James Lunney's announcement that he wouldn't be running in the 2015 federal election was a graceful bowing out by the Nanaimo-Alberni MP.
It will be 15 years of service for Lunney when he completes his run. That's almost an eternity in federal politics.
Lunney has served the region well, and shared some of what he feels have been his biggest successes and contributions during his announcement. He was elected for five consecutive terms, served on a number of parliamentary subcommittees, pushed several important health initiatives, and helped bring federal money back to his riding. Public service is no small undertaking, and if anyone decides to give that portion of
their lives to public service, they should be commended. To last that long, they have had to do a lot of things right.
Lunney's announcement was attended by a number of local and Vancouver Island media, and the scrums themselves are interesting theatre.
Lunney's announcement was about his decision not to seek reelection. It was the story. Yet the majority of the questions had very thin attachments with what was at hand. Lunney fielded questions about everything from the ongoing Senate scandal to Prime Minister Stephen Harper's alleged penchant for control of the party. The retiring MP managed to keep the conversation where it needed to be that day.
The media's disdain for Harper is a study in itself. The so-called fifth estate holds itself in such high regard that, woe be to anyone who doesn't acquiesce to their interview and sound byte requests, when and where they want them. The repetition about Harper's 'control', 'iron fist' and other adjectives by wags may have become so ingrained in Canadian psyche that some may now believe that Harper's middle name must be Control.
We have short memories. Have we already forgotten 'The Little Guy From Shawinigan,' Jean Chretien? Perhaps no one has wielded such autocratic control over his party than Chretien did in his 10 years as prime minister, although he always seemed to position himself as the underdog, and the media played along.
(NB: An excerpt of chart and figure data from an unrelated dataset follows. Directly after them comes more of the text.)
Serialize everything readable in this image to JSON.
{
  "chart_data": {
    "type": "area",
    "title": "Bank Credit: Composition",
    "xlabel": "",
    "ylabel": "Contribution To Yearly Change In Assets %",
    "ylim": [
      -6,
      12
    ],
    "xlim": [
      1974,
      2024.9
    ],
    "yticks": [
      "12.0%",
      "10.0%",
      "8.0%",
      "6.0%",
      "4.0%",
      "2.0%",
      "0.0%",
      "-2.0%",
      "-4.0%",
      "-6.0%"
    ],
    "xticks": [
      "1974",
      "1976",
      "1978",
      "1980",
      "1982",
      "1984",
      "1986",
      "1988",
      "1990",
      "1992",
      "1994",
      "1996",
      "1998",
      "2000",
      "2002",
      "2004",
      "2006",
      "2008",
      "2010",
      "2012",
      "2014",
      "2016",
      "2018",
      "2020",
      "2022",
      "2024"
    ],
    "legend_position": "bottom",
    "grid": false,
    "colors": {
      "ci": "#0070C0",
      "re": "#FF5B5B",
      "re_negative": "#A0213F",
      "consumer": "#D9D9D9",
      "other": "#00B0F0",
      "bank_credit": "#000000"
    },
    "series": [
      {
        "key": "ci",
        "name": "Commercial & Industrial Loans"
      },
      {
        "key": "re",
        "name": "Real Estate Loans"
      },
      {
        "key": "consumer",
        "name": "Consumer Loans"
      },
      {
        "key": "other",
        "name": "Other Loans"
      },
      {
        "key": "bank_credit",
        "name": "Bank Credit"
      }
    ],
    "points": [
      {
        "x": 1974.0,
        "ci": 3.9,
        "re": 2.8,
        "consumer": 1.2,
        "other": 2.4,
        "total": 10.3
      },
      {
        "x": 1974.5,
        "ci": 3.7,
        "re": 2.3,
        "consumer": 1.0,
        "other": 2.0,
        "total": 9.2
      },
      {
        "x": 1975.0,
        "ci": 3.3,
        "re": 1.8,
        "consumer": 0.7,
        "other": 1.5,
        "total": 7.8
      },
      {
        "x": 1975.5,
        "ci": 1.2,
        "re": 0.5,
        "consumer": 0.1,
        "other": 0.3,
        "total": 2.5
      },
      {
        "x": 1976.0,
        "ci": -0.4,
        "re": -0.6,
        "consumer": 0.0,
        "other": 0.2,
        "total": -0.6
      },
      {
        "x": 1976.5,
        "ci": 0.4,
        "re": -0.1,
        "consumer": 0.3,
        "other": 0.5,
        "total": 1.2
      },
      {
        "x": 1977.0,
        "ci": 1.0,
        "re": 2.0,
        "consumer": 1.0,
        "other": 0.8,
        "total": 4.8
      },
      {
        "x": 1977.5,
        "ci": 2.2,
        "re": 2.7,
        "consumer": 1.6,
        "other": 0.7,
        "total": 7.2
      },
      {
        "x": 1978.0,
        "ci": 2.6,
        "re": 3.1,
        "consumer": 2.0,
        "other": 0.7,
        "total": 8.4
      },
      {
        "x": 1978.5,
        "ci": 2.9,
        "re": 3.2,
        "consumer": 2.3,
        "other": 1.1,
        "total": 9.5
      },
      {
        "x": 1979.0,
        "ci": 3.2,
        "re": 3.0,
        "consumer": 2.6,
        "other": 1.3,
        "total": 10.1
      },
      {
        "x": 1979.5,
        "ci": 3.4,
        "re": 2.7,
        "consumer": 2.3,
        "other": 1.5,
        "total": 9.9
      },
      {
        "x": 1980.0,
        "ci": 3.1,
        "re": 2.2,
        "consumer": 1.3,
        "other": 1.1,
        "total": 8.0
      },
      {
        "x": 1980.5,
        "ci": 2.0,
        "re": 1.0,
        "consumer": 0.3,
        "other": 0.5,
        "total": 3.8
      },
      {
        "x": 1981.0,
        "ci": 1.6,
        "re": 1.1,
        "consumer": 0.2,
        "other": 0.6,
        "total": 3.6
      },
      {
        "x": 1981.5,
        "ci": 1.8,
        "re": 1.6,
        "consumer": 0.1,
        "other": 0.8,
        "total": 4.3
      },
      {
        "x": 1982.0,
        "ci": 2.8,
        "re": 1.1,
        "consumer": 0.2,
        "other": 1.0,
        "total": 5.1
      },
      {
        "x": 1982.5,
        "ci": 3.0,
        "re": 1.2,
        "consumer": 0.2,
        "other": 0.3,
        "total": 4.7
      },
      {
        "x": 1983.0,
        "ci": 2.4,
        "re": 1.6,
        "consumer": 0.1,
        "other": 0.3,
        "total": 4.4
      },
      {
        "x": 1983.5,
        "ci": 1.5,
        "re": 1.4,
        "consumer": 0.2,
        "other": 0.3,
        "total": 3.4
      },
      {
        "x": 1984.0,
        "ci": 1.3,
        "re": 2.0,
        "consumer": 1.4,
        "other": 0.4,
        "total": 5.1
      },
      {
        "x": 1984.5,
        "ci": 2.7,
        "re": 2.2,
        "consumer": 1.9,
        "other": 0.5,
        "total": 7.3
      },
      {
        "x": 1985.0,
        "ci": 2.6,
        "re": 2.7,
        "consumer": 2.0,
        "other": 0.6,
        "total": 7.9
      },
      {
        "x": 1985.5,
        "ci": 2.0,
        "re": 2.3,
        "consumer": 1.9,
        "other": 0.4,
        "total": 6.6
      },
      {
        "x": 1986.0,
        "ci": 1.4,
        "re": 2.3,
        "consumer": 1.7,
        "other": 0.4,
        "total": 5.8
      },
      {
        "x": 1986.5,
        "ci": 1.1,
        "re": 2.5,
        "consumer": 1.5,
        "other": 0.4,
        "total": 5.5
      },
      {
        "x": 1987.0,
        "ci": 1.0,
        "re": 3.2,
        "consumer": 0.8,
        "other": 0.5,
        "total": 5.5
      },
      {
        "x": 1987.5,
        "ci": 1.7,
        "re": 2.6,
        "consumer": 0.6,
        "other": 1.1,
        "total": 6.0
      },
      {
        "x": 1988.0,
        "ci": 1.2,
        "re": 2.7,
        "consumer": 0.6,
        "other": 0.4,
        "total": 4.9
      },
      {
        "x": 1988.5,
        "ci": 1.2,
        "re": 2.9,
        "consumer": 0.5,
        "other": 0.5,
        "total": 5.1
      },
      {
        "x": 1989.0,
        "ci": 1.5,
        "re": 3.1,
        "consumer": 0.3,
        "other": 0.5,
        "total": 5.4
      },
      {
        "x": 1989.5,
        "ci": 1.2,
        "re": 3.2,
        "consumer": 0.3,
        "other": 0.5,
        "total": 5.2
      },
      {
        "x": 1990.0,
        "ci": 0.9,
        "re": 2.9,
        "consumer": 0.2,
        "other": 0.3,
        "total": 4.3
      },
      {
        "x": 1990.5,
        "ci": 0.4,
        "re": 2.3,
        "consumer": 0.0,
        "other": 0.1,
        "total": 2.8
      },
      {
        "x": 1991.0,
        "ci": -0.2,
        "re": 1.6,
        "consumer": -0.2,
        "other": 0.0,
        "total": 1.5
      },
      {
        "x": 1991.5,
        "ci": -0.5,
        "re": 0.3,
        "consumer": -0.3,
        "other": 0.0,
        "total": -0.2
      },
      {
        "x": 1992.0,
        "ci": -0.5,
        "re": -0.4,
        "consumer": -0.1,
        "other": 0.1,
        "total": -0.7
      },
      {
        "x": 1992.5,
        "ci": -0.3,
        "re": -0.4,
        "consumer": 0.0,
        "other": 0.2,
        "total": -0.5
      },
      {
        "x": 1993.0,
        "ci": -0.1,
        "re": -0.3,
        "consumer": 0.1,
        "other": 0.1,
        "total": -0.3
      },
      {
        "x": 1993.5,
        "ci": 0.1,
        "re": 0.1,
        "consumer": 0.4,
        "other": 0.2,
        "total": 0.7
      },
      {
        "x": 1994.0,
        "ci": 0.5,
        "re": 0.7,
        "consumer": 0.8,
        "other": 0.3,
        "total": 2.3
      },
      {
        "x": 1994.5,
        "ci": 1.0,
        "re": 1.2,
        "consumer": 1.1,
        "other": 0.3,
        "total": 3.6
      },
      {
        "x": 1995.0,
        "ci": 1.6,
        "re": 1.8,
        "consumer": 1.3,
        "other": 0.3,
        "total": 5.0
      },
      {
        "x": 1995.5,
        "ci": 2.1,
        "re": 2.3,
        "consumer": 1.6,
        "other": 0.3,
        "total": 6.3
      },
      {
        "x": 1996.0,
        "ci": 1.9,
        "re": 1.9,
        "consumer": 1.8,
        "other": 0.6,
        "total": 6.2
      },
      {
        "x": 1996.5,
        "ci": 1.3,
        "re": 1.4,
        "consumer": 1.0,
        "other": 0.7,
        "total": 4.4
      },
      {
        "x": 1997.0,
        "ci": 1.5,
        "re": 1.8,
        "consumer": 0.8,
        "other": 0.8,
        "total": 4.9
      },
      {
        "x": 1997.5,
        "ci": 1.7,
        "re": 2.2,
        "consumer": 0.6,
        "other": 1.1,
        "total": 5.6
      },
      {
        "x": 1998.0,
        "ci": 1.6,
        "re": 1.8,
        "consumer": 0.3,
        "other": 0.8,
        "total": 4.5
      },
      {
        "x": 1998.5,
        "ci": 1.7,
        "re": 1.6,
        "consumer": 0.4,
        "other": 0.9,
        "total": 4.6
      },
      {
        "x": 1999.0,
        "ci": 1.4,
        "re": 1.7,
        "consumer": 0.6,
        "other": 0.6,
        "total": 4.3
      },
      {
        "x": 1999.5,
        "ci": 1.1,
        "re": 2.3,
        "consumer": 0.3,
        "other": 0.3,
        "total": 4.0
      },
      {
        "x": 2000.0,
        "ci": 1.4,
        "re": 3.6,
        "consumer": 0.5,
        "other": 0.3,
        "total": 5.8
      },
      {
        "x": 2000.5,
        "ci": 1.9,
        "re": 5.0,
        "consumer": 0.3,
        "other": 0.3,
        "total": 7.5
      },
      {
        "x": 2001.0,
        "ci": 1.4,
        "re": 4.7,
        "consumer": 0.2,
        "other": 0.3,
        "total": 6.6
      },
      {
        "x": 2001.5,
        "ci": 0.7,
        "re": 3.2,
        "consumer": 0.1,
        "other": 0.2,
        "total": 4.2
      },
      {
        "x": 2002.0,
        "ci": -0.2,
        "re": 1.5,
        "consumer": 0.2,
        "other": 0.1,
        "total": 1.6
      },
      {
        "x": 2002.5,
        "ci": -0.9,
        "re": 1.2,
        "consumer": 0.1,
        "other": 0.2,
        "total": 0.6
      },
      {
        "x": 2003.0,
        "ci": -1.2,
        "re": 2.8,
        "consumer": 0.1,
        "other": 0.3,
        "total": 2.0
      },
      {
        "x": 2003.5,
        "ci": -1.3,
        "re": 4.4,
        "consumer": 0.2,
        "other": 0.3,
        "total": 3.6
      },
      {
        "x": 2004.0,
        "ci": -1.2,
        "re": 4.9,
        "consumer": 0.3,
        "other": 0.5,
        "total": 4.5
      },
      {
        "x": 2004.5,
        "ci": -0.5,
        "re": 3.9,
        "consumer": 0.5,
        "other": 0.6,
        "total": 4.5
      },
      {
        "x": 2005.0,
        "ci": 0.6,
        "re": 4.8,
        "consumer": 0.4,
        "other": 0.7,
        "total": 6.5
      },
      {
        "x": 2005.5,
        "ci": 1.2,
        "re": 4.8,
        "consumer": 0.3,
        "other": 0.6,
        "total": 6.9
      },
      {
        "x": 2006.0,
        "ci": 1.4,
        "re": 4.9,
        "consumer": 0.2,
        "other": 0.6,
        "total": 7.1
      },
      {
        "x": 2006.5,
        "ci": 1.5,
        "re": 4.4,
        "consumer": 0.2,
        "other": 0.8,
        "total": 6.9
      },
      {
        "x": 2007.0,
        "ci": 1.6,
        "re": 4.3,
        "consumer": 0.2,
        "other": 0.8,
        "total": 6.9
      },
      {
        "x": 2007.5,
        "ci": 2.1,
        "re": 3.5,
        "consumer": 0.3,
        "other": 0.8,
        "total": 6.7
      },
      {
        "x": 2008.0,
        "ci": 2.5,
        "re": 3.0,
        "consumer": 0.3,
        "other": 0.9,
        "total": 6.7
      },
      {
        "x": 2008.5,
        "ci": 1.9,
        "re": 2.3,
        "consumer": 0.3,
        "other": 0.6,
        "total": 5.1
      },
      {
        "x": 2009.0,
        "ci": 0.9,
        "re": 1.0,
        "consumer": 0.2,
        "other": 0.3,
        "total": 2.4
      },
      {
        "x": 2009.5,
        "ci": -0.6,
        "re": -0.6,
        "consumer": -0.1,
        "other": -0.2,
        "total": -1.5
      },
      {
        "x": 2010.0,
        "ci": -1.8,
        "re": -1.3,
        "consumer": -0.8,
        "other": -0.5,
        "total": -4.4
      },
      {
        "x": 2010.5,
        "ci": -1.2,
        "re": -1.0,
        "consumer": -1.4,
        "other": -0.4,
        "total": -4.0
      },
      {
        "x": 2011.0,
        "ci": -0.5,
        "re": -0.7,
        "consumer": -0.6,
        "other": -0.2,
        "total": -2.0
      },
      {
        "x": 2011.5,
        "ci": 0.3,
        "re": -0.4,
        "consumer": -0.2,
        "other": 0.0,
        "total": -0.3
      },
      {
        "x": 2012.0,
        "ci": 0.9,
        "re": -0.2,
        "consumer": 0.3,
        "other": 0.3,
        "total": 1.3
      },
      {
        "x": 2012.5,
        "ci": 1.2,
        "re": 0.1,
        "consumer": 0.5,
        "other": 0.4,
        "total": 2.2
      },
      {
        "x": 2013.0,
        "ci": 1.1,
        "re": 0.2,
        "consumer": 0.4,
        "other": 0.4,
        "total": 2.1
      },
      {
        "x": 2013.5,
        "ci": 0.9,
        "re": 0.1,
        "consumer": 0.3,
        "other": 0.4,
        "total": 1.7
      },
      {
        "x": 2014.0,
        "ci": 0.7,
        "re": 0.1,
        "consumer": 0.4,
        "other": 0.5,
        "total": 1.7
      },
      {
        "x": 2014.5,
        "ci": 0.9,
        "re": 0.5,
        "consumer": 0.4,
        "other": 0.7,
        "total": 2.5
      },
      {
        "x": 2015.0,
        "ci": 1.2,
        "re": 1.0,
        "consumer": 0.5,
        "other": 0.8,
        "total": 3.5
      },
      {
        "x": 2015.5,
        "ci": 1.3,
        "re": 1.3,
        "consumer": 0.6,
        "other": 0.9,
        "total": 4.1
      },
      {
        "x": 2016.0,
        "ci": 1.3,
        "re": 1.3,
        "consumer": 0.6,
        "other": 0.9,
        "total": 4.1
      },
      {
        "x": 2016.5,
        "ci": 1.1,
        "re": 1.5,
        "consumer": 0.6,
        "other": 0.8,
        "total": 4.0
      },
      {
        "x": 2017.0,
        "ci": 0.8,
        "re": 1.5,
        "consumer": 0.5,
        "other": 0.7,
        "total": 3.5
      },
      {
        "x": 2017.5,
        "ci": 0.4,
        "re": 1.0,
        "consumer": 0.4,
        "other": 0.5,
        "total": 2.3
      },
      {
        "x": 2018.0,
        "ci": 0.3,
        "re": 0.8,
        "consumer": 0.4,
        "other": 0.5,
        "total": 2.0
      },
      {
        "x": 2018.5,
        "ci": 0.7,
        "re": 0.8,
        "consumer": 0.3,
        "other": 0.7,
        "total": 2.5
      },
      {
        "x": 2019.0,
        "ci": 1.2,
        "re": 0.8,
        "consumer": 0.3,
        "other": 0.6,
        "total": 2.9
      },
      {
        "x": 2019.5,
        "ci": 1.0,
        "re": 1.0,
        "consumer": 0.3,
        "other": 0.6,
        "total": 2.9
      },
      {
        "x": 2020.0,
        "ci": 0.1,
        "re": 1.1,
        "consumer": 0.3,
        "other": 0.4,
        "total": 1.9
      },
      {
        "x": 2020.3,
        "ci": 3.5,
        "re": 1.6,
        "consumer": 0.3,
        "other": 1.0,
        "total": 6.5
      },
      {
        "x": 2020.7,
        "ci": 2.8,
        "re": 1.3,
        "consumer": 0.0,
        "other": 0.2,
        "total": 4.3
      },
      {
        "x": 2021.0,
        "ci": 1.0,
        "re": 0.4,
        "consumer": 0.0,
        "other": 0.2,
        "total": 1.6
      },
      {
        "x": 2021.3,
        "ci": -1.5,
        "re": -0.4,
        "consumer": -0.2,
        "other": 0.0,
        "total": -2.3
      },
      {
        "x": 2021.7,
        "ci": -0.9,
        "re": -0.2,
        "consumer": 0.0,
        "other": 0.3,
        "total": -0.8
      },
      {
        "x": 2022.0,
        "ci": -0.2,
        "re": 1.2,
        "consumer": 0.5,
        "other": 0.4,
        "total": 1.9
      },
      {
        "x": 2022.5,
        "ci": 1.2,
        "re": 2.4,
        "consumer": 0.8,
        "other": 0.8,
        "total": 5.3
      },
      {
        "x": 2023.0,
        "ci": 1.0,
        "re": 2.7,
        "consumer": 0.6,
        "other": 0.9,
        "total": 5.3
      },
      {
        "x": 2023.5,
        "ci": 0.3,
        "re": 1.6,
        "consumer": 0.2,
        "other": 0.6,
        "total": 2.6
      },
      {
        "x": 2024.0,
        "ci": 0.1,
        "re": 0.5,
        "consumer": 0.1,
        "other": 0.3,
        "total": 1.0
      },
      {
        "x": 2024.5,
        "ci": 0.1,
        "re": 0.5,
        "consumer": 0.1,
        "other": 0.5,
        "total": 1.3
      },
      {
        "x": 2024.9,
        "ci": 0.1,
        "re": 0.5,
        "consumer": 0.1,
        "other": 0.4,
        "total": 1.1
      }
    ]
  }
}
Chretien's last big move was to pull the house down around those who dared oppose him, namely Paul Martin, and the party has been unable to heal the deep rift since.
Liberal leader Justin Trudeau's honeymoon with the media continues, and he generally receives a free pass, even when he flouts left-wing ideas like the legalization of marijuana. He has said he won't introduce his economic policies in the foreseeable future.
It will be interesting to see what this week's sitting of the House of Commons brings in terms of policy and substance, as opposed to style.
Polls show a three-way race between the Conservatives, Liberals and the NDP. Is NDP leader Thomas Mulcair really a serious threat to become prime minister, even though he has none of the charm that his predecessor, the deceased Jack Layton. Is Trudeau's inexperience an issue? The Conservatives are positioning themselves as the champions of the middle class, with pipelines in the middle.
Will the Senate scandal be enough to push the Conservatives from power? Or does it present an opportunity for Harper - who prior to election pushed hard against the Senate - to introduce permanent change? It will be an fascinating session, and it will be interesting to see how the media portrays it.